Este parágrafo pode ser exemplo de um pensamento, consciente ou inconsciente, de muitos homens com quem me cruzo. É chato ser uma mulher com ideias. Há dias a mãe de uma jovem extraordinária, de 22 anos de idade, contava-me que a filha está interessada num jovem que não lhe liga nenhuma e que, para mais, evita mulheres inteligentes.
Por que carga de água é que uma miúda tão gira e inteligente quer andar com um tipo que não aprecia a inteligência alheia? Pois. Não há uma resposta cientificamente comprovada. O que existe é outra forma de estar. Porque esta jovem tem uma vida sexual activa, não pede desculpa por gostar de sexo, de beber caipirinhas e dançar até cair. Tudo isso está certo e bem resolvido. O drama são as relações. E as relações nada têm a ver com sexo, ok? Digo eu, do alto dos meus 50 anos, a ponderar na mudança do mundo. Para ter graça, digo que a miúda funciona como os jovens do sexo masculino funcionavam nos anos 80. O que importa é a diversão do momento. As relações podem esperar.
Mas as mulheres, que são chatas e têm ideias e opiniões (e que ainda vivem com uma culpa judaico-cristã desgraçada, acrescente-se), não vivem só de ser diletantes. Há um momento em que encaram os homens como potenciais parceiros e nada será mais triste do que perceber que, se tivessem um pouco menos de inteligência, talvez fossem consideradas. As mulheres inteligentes assustam. O patriarcado prevalece e somos suspeitas.

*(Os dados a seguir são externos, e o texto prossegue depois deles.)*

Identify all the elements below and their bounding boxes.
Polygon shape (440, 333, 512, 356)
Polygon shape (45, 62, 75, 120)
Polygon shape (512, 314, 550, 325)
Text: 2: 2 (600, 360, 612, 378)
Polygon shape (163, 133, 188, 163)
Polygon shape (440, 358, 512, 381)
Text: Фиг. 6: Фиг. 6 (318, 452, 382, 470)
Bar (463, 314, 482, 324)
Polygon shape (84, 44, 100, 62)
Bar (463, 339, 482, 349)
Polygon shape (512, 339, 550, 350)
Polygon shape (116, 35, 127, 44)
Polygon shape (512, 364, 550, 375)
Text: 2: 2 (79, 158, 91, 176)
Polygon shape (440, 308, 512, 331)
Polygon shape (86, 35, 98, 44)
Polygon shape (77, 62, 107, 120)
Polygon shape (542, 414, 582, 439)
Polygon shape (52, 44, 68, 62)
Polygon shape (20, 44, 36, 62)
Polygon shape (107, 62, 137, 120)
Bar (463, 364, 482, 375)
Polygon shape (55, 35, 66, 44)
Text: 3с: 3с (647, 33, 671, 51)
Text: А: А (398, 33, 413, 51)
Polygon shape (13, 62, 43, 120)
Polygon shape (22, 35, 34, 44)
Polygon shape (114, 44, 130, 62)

Todas as semanas, por uma ou outra razão, as mulheres são confrontadas com este dilema de viver ainda numa sociedade que, apesar de todos os avanços, ainda as põe em segundo lugar. E as que não se calam e reivindicam direitos e paridade? Mais chatas são ainda e, portanto, passíveis de ser agredidas (coisa que em tempos de redes sociais dá para tudo). Não é fácil ser-se mulher. Em vários aspectos. Fisicamente, o corpo a trair-nos por sistema: a menstruação, a maternidade, a subida do leite, a líbido, a menopausa. Enfim, um rol de chatices que depois trazem outras tantas, como o excesso de peso, a impossibilidade de ir a favor do tal padrão colectivo de beleza. Psicologicamente, as mulheres têm de lidar com os entraves de serem mulheres desde muito cedo – ou porque têm um irmão homem que pode fazer coisas que lhes são vedadas, ou porque acharam romântico ficar com o nome do marido, mas agora ele foi-se e voltar para o nome do pai (lá está outro) é uma complicação burocrática, ou porque querem ter o mesmo reconhecimento profissional e este costuma tardar.
A filha da minha amiga é uma cabeça luminosa e pensante, uma leitora concentrada, dona de uma cultura geral invejável, até para muitos adultos. Pode fazer e faz coisas que foram negadas à minha geração; porém, as queixas mantêm-se: não quero ser chata, mas os homens não apreciam a minha opinião. Apreciam coisas menores, sem importância. É muito difícil.